The once overlooked component of the nutrition facts label, sugar, is now one of the central focuses of the nutrition facts redesign and moreover, legislators in New York and California are trying to add warning labels to soda, letting consumers know the dangers of too much sugar.

The FDA’s proposed change would require the declaration of “added sugars” in addition to total sugars, with the intention of helping consumers understand how much sugar is naturally occurring and how much has been added to the product. Many experts recommend consuming fewer calories from added sugar, because they can decrease the intake of nutrient-rich foods while increasing caloric intake.

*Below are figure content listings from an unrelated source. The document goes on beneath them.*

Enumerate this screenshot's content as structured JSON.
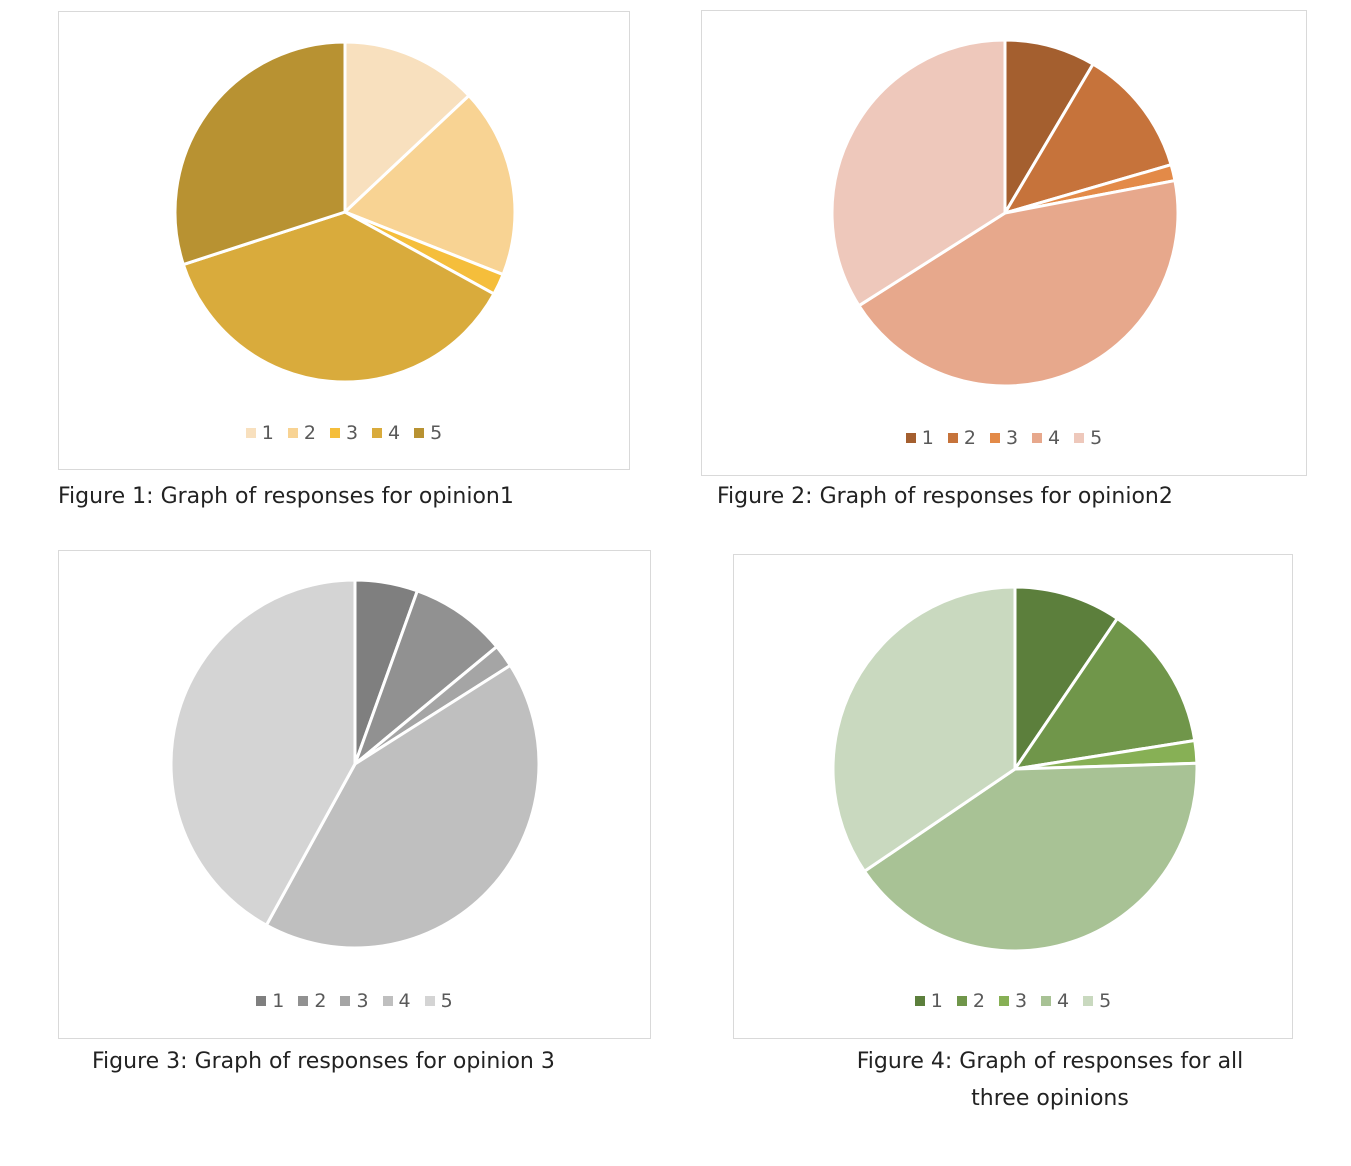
{
  "chart_data": [
    {
      "type": "pie",
      "title": "",
      "categories": [
        "1",
        "2",
        "3",
        "4",
        "5"
      ],
      "values": [
        13,
        18,
        2,
        37,
        30
      ],
      "colors": [
        "#F8E0BE",
        "#F8D393",
        "#F5BE3B",
        "#D9AB3C",
        "#B89232"
      ],
      "legend_position": "bottom",
      "caption": "Figure 1: Graph of responses for opinion1"
    },
    {
      "type": "pie",
      "title": "",
      "categories": [
        "1",
        "2",
        "3",
        "4",
        "5"
      ],
      "values": [
        8.5,
        12,
        1.5,
        44,
        34
      ],
      "colors": [
        "#A45F2F",
        "#C6733B",
        "#E38A48",
        "#E7A88C",
        "#EEC8BB"
      ],
      "legend_position": "bottom",
      "caption": "Figure 2: Graph of responses for opinion2"
    },
    {
      "type": "pie",
      "title": "",
      "categories": [
        "1",
        "2",
        "3",
        "4",
        "5"
      ],
      "values": [
        5.5,
        8.5,
        2,
        42,
        42
      ],
      "colors": [
        "#7F7F7F",
        "#919191",
        "#A5A5A5",
        "#BFBFBF",
        "#D4D4D4"
      ],
      "legend_position": "bottom",
      "caption": "Figure 3: Graph of responses for opinion 3"
    },
    {
      "type": "pie",
      "title": "",
      "categories": [
        "1",
        "2",
        "3",
        "4",
        "5"
      ],
      "values": [
        9.5,
        13,
        2,
        41,
        34.5
      ],
      "colors": [
        "#5C7F3C",
        "#70964A",
        "#87B055",
        "#A8C295",
        "#C9D9BF"
      ],
      "legend_position": "bottom",
      "caption": "Figure 4: Graph of responses for all three opinions"
    }
  ]
}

In light of the new proposal, The Lempert Report set out to find out exactly what consumers know and look for when it comes to sugar in their foods. Here are the results of an exclusive SupermarketGuru.com consumer panel quick poll.

When asked generally which types of sweeteners they recognized, the panel was able to identify all of the choices: Cane sugar, brown sugar, honey, maple syrup, Splenda, stevia, agave, Equal, aspartame, corn syrup, and high fructose corn syrup (HFCS). Xylitol, coconut palm sugar, and date sugar were the least recognized.

The plurality, 43 percent, always reads ingredient lists to see which sweetener, if any, is in a food. Thirty-five percent usually reads the label while 10 percent reads about half the time or rarely, and two percent never checks!

What are the most popular sweeteners with the panel?  Seventy-six percent use honey, 69 percent cane sugar, 69 percent brown sugar, 63 percent maple syrup, 39 percent stevia, 29 percent Splenda, 28 percent agave, 26 percent corn syrup, and 23 percent aspartame.

When asked which sweeteners positively influence the decision to purchase a food product, here are the top five: Honey 52 percent, Cane sugar 40 percent, Maple syrup 36 percent, Brown sugar 33 percent, and Stevia 30 percent. 

When asked which sweeteners negatively influence purchase decision, here are the top five cited choices: HFCS 74 percent, Aspartame 72 percent, Equal 62 percent, Splenda 52 percent, and corn syrup at 47 percent.

To support the government’s effort to tease out the different types of sugars on the nutrition facts panel, the SupermarketGuru.com quick poll revealed that 82 percent of consumers believe that there is a difference between naturally occurring sugars and added sugars.  

To add to that, 96 percent of consumers surveyed do not believe that all sweeteners are the same (i.e. stevia and cane sugar) ; and, 77 percent do not believe that all sugars are the same (i.e. brown sugar and maple syrup).

Moreover, 65 percent of the panel are concerned about “hidden sugars” that they may not recognize on the ingredients list. 

According to the FDA, on average, Americans get 16 percent of their total calories from added sugars. The major sources of added sugars in the diet (with the highest sources listed first) are soda, energy and sports drinks, grain-based desserts, sugar-sweetened fruit drinks, dairy-based desserts and candy.